The next Monday morning Karl stopped at Miss Atworth's desk to say joyfully, "O teacher! father was so pleased. He is going to hire another hand and let me keep on till the end of the term."

"Then I need never regret my sacrifice," thought the happy girl.

That celebration was the beginning of better times in Hardyville. When the doors were barred for vacation, and the grass grew rank on the bare playground, the new flag still floated from the schoolhouse belfry.

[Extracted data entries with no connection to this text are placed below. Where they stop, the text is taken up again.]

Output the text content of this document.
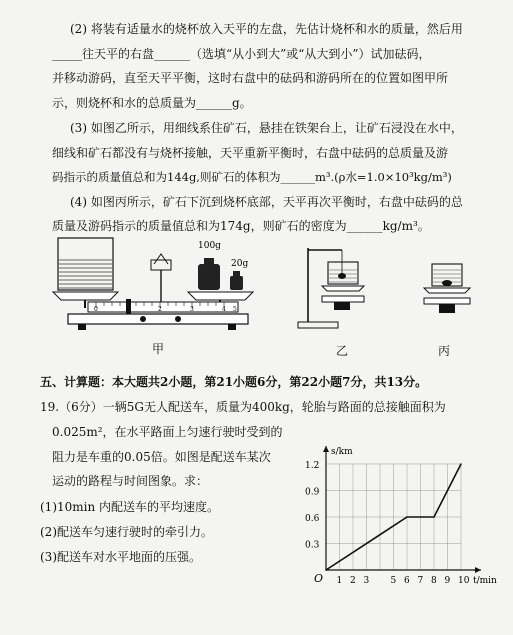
(2) 将装有适量水的烧杯放入天平的左盘，先估计烧杯和水的质量，然后用
_____往天平的右盘______（选填“从小到大”或“从大到小”）试加砝码，
并移动游码，直至天平平衡，这时右盘中的砝码和游码所在的位置如图甲所
示，则烧杯和水的总质量为______g。
(3) 如图乙所示，用细线系住矿石，悬挂在铁架台上，让矿石浸没在水中，
细线和矿石都没有与烧杯接触，天平重新平衡时，右盘中砝码的总质量及游
码指示的质量值总和为144g,则矿石的体积为______m³.(ρ水=1.0×10³kg/m³)
(4) 如图丙所示，矿石下沉到烧杯底部，天平再次平衡时，右盘中砝码的总
质量及游码指示的质量值总和为174g，则矿石的密度为______kg/m³。
100g
20g
0	1	2	3	4 5
甲	乙	丙
五、计算题：本大题共2小题，第21小题6分，第22小题7分，共13分。
19.（6分）一辆5G无人配送车，质量为400kg，轮胎与路面的总接触面积为
0.025m²，在水平路面上匀速行驶时受到的
阻力是车重的0.05倍。如图是配送车某次
运动的路程与时间图象。求：
(1)10min 内配送车的平均速度。
(2)配送车匀速行驶时的牵引力。
(3)配送车对水平地面的压强。
s/km
t/min
O
0.3
0.6
0.9
1.2
1 2 3 5 6 7 8 9 10
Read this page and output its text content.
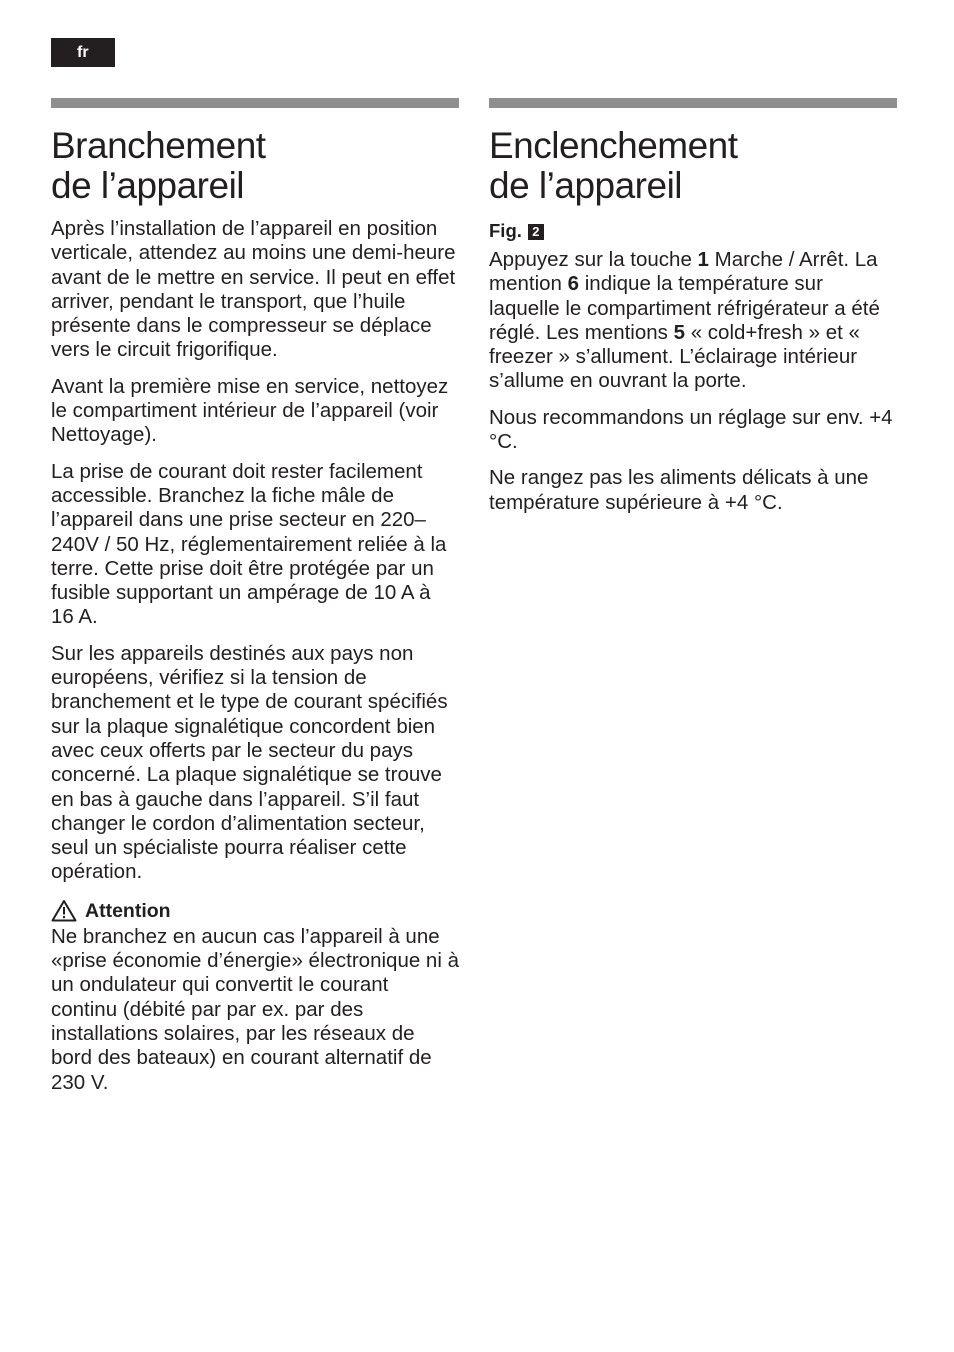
fr
Branchement
de l’appareil

Après l’installation de l’appareil en position verticale, attendez au moins une demi-heure avant de le mettre en service. Il peut en effet arriver, pendant le transport, que l’huile présente dans le compresseur se déplace vers le circuit frigorifique.

Avant la première mise en service, nettoyez le compartiment intérieur de l’appareil (voir Nettoyage).

La prise de courant doit rester facilement accessible. Branchez la fiche mâle de l’appareil dans une prise secteur en 220–240V / 50 Hz, réglementairement reliée à la terre. Cette prise doit être protégée par un fusible supportant un ampérage de 10 A à 16 A.

Sur les appareils destinés aux pays non européens, vérifiez si la tension de branchement et le type de courant spécifiés sur la plaque signalétique concordent bien avec ceux offerts par le secteur du pays concerné. La plaque signalétique se trouve en bas à gauche dans l’appareil. S’il faut changer le cordon d’alimentation secteur, seul un spécialiste pourra réaliser cette opération.

Attention

Ne branchez en aucun cas l’appareil à une «prise économie d’énergie» électronique ni à un ondulateur qui convertit le courant continu (débité par par ex. par des installations solaires, par les réseaux de bord des bateaux) en courant alternatif de 230 V.

Enclenchement
de l’appareil
Fig. 2

Appuyez sur la touche 1 Marche / Arrêt. La mention 6 indique la température sur laquelle le compartiment réfrigérateur a été réglé. Les mentions 5 « cold+fresh » et « freezer » s’allument. L’éclairage intérieur s’allume en ouvrant la porte.

Nous recommandons un réglage sur env. +4 °C.

Ne rangez pas les aliments délicats à une température supérieure à +4 °C.
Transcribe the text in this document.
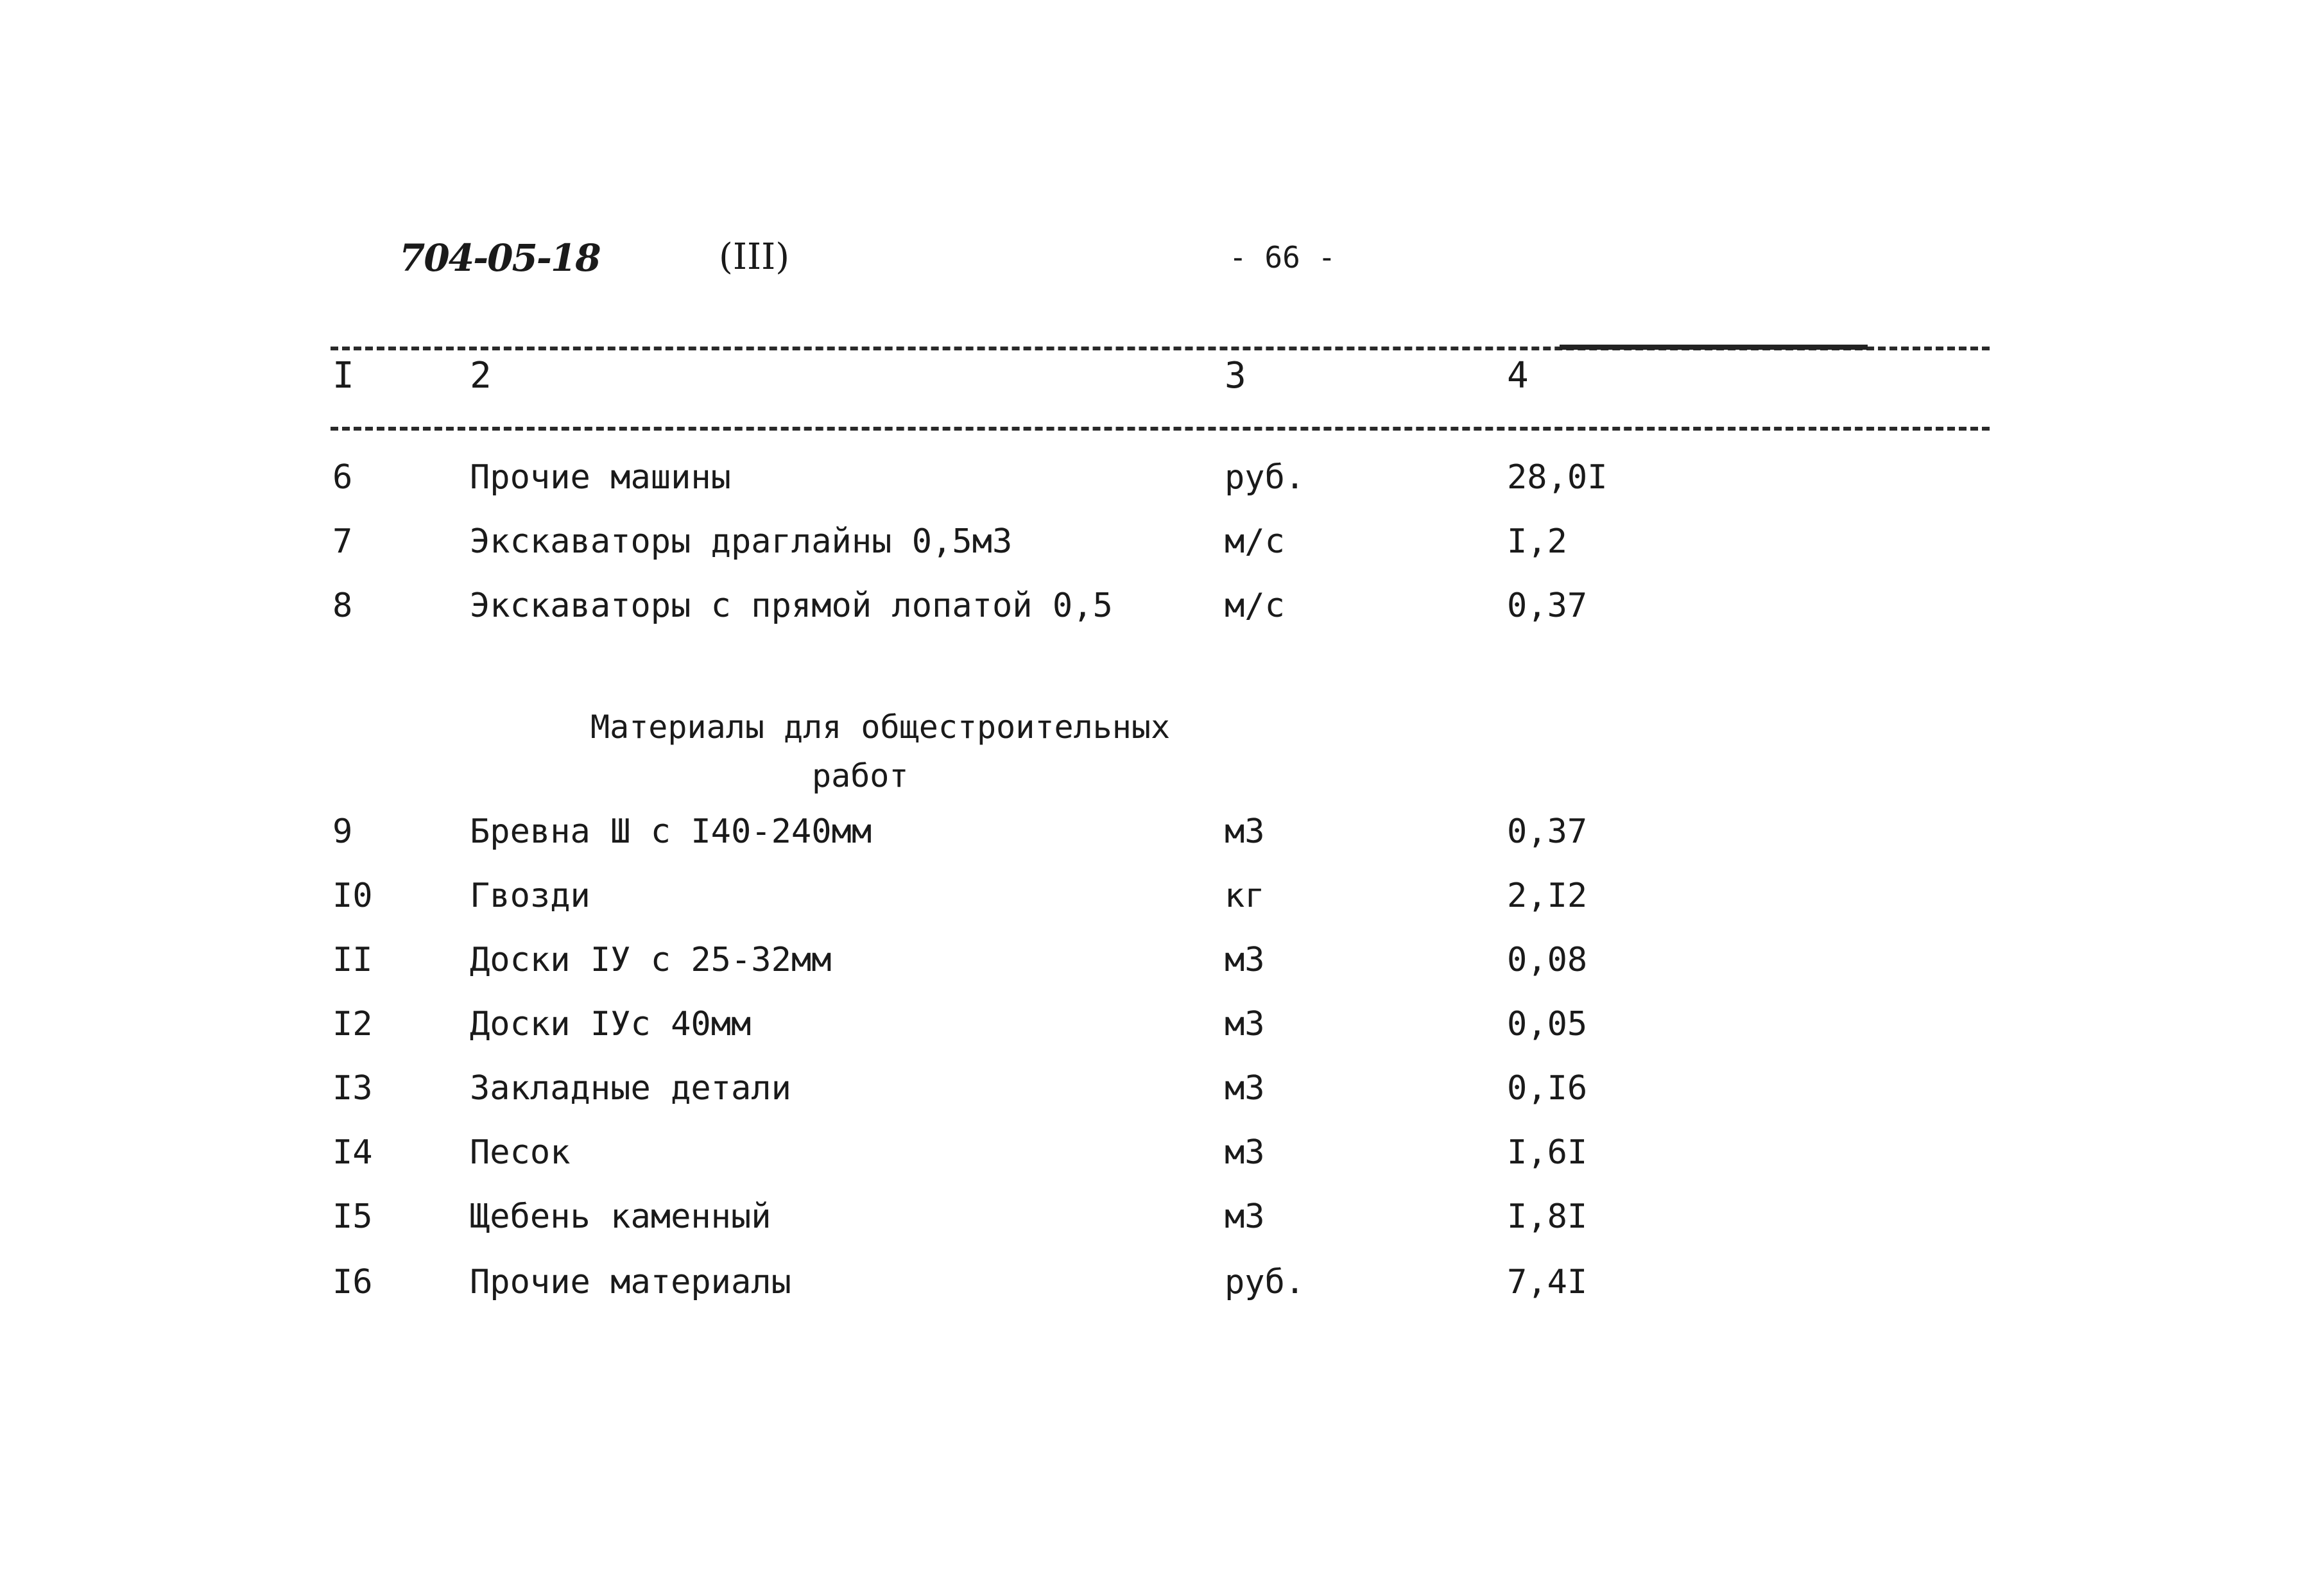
704-05-18	(III)	- 66 -
I	2	3	4
6	Прочие машины	руб.	28,0I
7	Экскаваторы драглайны 0,5м3	м/с	I,2
8	Экскаваторы с прямой лопатой 0,5	м/с	0,37
Материалы для общестроительных
работ
9	Бревна Ш с I40-240мм	м3	0,37
I0	Гвозди	кг	2,I2
II	Доски IУ с 25-32мм	м3	0,08
I2	Доски IУс 40мм	м3	0,05
I3	Закладные детали	м3	0,I6
I4	Песок	м3	I,6I
I5	Щебень каменный	м3	I,8I
I6	Прочие материалы	руб.	7,4I
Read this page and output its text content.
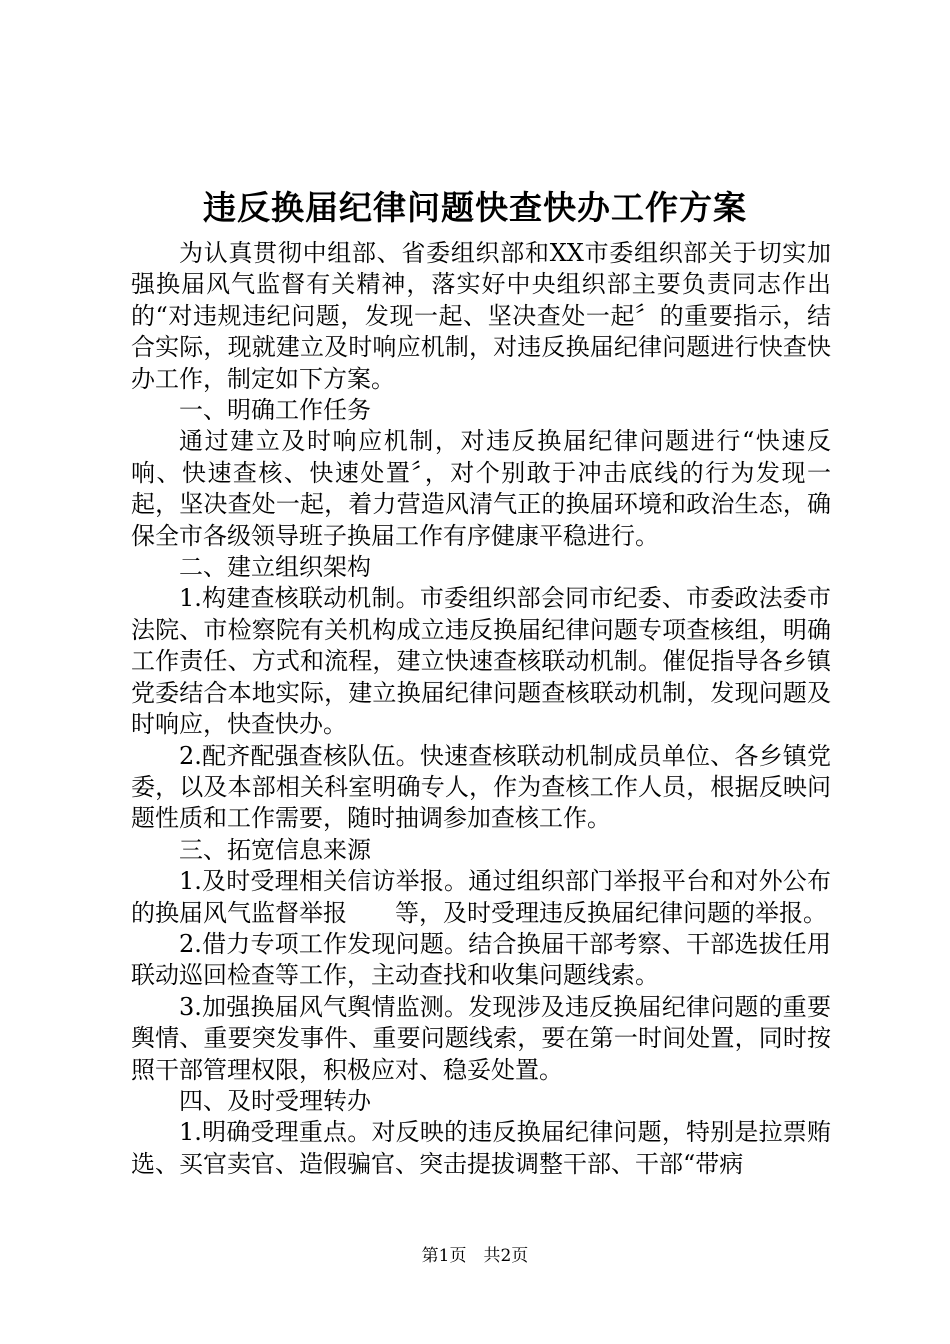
违反换届纪律问题快查快办工作方案

为认真贯彻中组部、省委组织部和XX市委组织部关于切实加强换届风气监督有关精神，落实好中央组织部主要负责同志作出的“对违规违纪问题，发现一起、坚决查处一起〞的重要指示，结合实际，现就建立及时响应机制，对违反换届纪律问题进行快查快办工作，制定如下方案。

一、明确工作任务

通过建立及时响应机制，对违反换届纪律问题进行“快速反响、快速查核、快速处置〞，对个别敢于冲击底线的行为发现一起，坚决查处一起，着力营造风清气正的换届环境和政治生态，确保全市各级领导班子换届工作有序健康平稳进行。

二、建立组织架构

1.构建查核联动机制。市委组织部会同市纪委、市委政法委市法院、市检察院有关机构成立违反换届纪律问题专项查核组，明确工作责任、方式和流程，建立快速查核联动机制。催促指导各乡镇党委结合本地实际，建立换届纪律问题查核联动机制，发现问题及时响应，快查快办。

2.配齐配强查核队伍。快速查核联动机制成员单位、各乡镇党委，以及本部相关科室明确专人，作为查核工作人员，根据反映问题性质和工作需要，随时抽调参加查核工作。

三、拓宽信息来源

1.及时受理相关信访举报。通过组织部门举报平台和对外公布的换届风气监督举报　　等，及时受理违反换届纪律问题的举报。

2.借力专项工作发现问题。结合换届干部考察、干部选拔任用联动巡回检查等工作，主动查找和收集问题线索。

3.加强换届风气舆情监测。发现涉及违反换届纪律问题的重要舆情、重要突发事件、重要问题线索，要在第一时间处置，同时按照干部管理权限，积极应对、稳妥处置。

四、及时受理转办

1.明确受理重点。对反映的违反换届纪律问题，特别是拉票贿选、买官卖官、造假骗官、突击提拔调整干部、干部“带病

第1页　共2页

Many a boy catching sight of the glorious flag as he plodded through the furrows behind his plough, felt himself lifted beyond the bounds of his little horizon, to some great plane of endeavour where all great things were possible. Still those beckoning folds teach a silent lesson of loftier ideals, and a broader humanity to people whom the little teacher thrilled with her enthusiastic spirit.